Nor can you assume that the users who are are NOT complaining are happy. They may just be enduring the crappiness until they can jump to something that's better.

"Discoverability" is perhaps not exactly the right word here.

Just because something is "there" (SOMEWHERE) doesn't mean it's discoverable. The users might have completely different vocabulary to describe features that are are present but which have an unexpected name. Or they might have a workflow in mind that doesn't give a name to what they need, but which is nonetheless there.

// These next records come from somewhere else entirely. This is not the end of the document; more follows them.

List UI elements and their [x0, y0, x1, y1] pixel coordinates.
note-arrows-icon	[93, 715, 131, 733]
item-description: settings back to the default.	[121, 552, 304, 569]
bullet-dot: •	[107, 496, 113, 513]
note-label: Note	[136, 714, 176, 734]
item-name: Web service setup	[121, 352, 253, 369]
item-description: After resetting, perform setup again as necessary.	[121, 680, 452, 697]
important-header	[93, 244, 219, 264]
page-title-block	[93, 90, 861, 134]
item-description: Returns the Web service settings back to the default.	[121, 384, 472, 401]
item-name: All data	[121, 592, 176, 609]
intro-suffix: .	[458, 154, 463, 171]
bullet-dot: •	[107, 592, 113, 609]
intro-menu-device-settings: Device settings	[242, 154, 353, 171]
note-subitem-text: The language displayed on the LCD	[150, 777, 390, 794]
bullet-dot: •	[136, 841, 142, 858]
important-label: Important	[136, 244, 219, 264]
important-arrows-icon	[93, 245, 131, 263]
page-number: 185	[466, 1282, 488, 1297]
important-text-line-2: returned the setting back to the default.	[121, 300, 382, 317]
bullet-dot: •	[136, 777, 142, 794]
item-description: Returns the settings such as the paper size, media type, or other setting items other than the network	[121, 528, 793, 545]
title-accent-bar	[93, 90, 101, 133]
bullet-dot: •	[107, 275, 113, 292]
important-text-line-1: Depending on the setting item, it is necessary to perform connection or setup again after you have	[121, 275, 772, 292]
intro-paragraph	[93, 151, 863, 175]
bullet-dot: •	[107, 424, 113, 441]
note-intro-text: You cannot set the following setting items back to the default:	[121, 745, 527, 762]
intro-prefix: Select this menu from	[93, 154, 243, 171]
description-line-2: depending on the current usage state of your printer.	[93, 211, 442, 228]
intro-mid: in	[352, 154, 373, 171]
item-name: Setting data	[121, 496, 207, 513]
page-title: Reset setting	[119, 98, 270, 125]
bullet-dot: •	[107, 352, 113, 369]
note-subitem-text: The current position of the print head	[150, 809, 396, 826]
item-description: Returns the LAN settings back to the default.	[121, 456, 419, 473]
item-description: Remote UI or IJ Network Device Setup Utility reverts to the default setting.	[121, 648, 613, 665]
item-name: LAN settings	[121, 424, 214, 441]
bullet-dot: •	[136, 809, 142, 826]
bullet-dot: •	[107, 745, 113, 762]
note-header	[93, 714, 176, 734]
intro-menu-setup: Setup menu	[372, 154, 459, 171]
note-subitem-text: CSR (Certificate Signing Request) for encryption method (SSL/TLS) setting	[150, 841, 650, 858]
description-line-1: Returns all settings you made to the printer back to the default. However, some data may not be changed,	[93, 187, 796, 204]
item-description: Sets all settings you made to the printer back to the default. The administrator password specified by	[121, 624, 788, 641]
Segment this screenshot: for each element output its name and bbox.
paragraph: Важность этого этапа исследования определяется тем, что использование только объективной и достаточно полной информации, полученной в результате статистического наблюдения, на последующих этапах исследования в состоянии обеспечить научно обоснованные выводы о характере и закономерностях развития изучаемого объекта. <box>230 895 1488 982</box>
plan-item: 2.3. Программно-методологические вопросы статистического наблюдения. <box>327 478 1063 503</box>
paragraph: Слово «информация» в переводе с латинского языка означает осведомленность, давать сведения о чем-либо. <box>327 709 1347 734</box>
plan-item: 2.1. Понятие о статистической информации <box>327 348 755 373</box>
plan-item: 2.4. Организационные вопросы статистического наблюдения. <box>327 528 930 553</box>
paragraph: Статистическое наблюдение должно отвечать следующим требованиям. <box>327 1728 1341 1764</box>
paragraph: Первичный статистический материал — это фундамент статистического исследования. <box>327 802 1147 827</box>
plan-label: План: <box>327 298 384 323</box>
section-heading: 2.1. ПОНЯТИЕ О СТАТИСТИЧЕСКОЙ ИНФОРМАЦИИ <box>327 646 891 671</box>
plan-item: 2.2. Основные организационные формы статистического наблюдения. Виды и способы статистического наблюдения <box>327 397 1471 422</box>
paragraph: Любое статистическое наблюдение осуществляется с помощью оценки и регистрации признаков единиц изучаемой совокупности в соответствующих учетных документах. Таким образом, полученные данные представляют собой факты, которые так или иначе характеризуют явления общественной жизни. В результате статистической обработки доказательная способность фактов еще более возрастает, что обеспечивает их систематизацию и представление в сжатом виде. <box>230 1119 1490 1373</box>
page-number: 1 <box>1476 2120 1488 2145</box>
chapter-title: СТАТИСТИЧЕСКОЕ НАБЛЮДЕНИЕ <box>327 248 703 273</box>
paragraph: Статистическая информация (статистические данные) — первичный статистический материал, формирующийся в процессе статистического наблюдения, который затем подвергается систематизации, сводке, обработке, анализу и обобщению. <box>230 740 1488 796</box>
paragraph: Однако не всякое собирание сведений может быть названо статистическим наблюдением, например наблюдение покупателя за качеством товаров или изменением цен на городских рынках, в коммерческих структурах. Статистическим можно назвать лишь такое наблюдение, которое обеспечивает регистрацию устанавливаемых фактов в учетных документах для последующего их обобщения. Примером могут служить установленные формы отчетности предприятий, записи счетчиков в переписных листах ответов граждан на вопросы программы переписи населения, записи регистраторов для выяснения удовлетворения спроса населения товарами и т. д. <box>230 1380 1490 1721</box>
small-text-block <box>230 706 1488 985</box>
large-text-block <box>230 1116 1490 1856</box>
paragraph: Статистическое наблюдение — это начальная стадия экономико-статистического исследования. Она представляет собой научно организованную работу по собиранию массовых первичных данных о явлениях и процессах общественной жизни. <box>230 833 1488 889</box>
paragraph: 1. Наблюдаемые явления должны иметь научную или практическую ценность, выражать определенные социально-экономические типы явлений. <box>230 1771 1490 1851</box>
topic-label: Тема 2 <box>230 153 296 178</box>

I think this is hard problem.

With any "complex-enough" tools, one just needs guidance or straight-up training. Fusion-360 comes to mind. It's a very popular and rather nice CAD tool that has enormous, wide-ranging capabilities. Autodesk has a never-ending stream of training videos and courses dedicating to showing users how to do things with it. Without these, its just too difficult for people to "discover" how to use the thing.


And you can't presume that a majority of people were able to find it rather than just giving up.


Agreed, which is why user studies are (or should still be) a thing. You can't just add telemetry and hope A/B testing will surface the real struggles people have with your products. Likewise, you can't remove the 1% case of "restore backup after critical failure" feature because it's used rarely. It'd be like removing seatbelts from cars or fire extinguishers from kitchens.